Menikmati Rumah….

Beberapa hari lalu, saya mendapat kiriman foto-foto rumah kami yang di Palembang dari mbak yang menjaga rumah di sana. Memang setiap minggu si mbak rutin mengirimkan foto dan video rumah Palembang supaya meski saya jauh, tapi masih bisa mengontrol perawatannya.

Biasanya, kalau melihat foto-foto rumah Palembang, akan terbit rasa rindu di dalam hati terhadap rumah yang sudah sekian tahun tidak lagi kami diami itu. Namun entah kenapa, kali ini rasanya sedikit berbeda.

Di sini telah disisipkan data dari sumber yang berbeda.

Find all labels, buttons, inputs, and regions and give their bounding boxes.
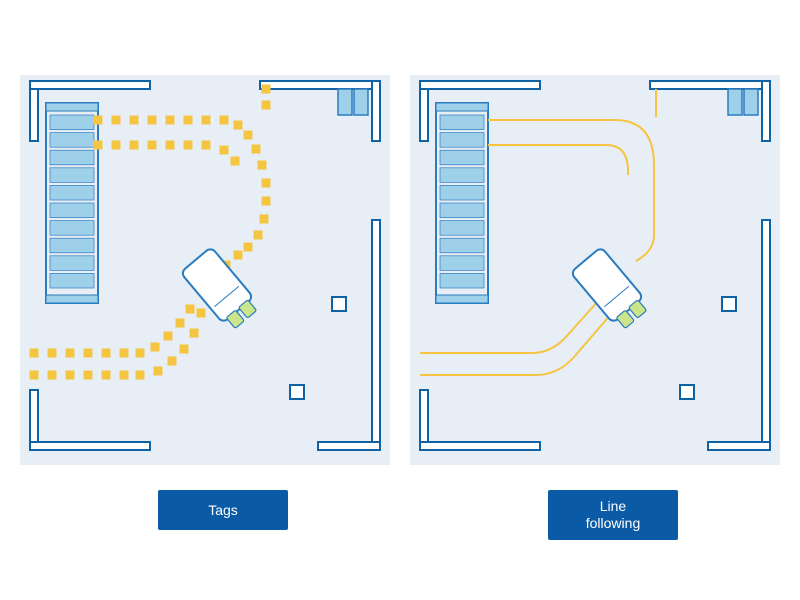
floor-tag xyxy=(148,116,157,125)
floor-tag xyxy=(48,371,57,380)
wall xyxy=(372,220,380,450)
panel-tags xyxy=(20,75,390,465)
floorplan-line-following xyxy=(410,75,780,465)
label-tags: Tags xyxy=(158,490,288,530)
floor-tag xyxy=(148,141,157,150)
floor-tag xyxy=(94,141,103,150)
wall xyxy=(30,81,150,89)
floor-tag xyxy=(154,367,163,376)
floor-tag xyxy=(202,141,211,150)
floor-tag xyxy=(166,141,175,150)
wall xyxy=(762,81,770,141)
door-panel xyxy=(728,89,742,115)
floor-tag xyxy=(120,371,129,380)
floor-tag xyxy=(94,116,103,125)
floor-tag xyxy=(102,349,111,358)
floor-tag xyxy=(168,357,177,366)
diagram-canvas: Tags Line following xyxy=(0,0,800,600)
floor-tag xyxy=(102,371,111,380)
door-panel xyxy=(338,89,352,115)
floor-tag xyxy=(176,319,185,328)
wall xyxy=(708,442,770,450)
floor-tag xyxy=(180,345,189,354)
floor-tag xyxy=(254,231,263,240)
floor-tag xyxy=(262,197,271,206)
floorplan-tags xyxy=(20,75,390,465)
floor-tag xyxy=(84,349,93,358)
floor-tag xyxy=(220,146,229,155)
floor-tag xyxy=(186,305,195,314)
floor-tag xyxy=(130,141,139,150)
floor-tag xyxy=(151,343,160,352)
floor-tag xyxy=(112,116,121,125)
floor-tag xyxy=(234,121,243,130)
floor-tag xyxy=(258,161,267,170)
wall xyxy=(650,81,770,89)
obstacle xyxy=(332,297,346,311)
panel-line-following xyxy=(410,75,780,465)
floor-tag xyxy=(136,349,145,358)
floor-tag xyxy=(260,215,269,224)
floor-tag xyxy=(164,332,173,341)
floor-tag xyxy=(252,145,261,154)
floor-tag xyxy=(166,116,175,125)
floor-tag xyxy=(136,371,145,380)
floor-tag xyxy=(244,131,253,140)
wall xyxy=(420,81,540,89)
floor-tag xyxy=(234,251,243,260)
floor-tag xyxy=(66,349,75,358)
floor-tag xyxy=(130,116,139,125)
floor-tag xyxy=(244,243,253,252)
floor-tag xyxy=(66,371,75,380)
floor-tag xyxy=(197,309,206,318)
label-line-following: Line following xyxy=(548,490,678,540)
door-panel xyxy=(354,89,368,115)
wall xyxy=(372,81,380,141)
wall xyxy=(30,442,150,450)
wall xyxy=(420,442,540,450)
floor-tag xyxy=(262,85,271,94)
floor-tag xyxy=(190,329,199,338)
floor-tag xyxy=(48,349,57,358)
floor-tag xyxy=(84,371,93,380)
obstacle xyxy=(290,385,304,399)
floor-tag xyxy=(262,101,271,110)
wall xyxy=(260,81,380,89)
door-panel xyxy=(744,89,758,115)
floor-tag xyxy=(262,179,271,188)
floor-tag xyxy=(30,371,39,380)
floor-tag xyxy=(30,349,39,358)
wall xyxy=(318,442,380,450)
wall xyxy=(762,220,770,450)
floor-tag xyxy=(184,141,193,150)
obstacle xyxy=(722,297,736,311)
floor-tag xyxy=(112,141,121,150)
floor-tag xyxy=(184,116,193,125)
floor-tag xyxy=(120,349,129,358)
floor-tag xyxy=(202,116,211,125)
floor-tag xyxy=(231,157,240,166)
obstacle xyxy=(680,385,694,399)
floor-tag xyxy=(220,116,229,125)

Rindu dan kangen tetap ada, tapi kali ini bercampur juga dengan perasaan yang terasa asing bagi saya.

Perasaan yang mengandung pertanyaan, “Have I ever really lived there?

I mean, yah memang tentu saja saya tahu bahwa saya pernah tinggal sekian tahun di rumah itu, tapi pertanyaannya adalah, apakah saya pernah benar-benar hidup di situ?

Aneh kan?

Saya tinggal di rumah itu selama 7 tahun dan tentu saja saya belum (dan tak akan pernah!) melupakan masa-masa yang kami lalui di rumah itu. Saya juga bisa memastikan bahwa selama tinggal di situ, kami merasakan kenyamanan sebagaimana seharusnya sebuah rumah….

Lalu kenapa pertanyaan di atas bisa terbit dalam hati saya?

Saya lalu mengingat masa-masa kami tinggal di apartemen dan saya semakin merasa aneh…. We only lived in that apartment for 7 months, but strangely, I felt like we were more alive in that apartment than in our house in Palembang.

Why???

Saya kemudian membandingkan kembali dengan perasaan saya akan kehidupan kami di rumah ini di mana saya tidak perlu lagi mempertanyakan apa-apa, karena saya memang benar-benar merasakan kehidupan di rumah ini.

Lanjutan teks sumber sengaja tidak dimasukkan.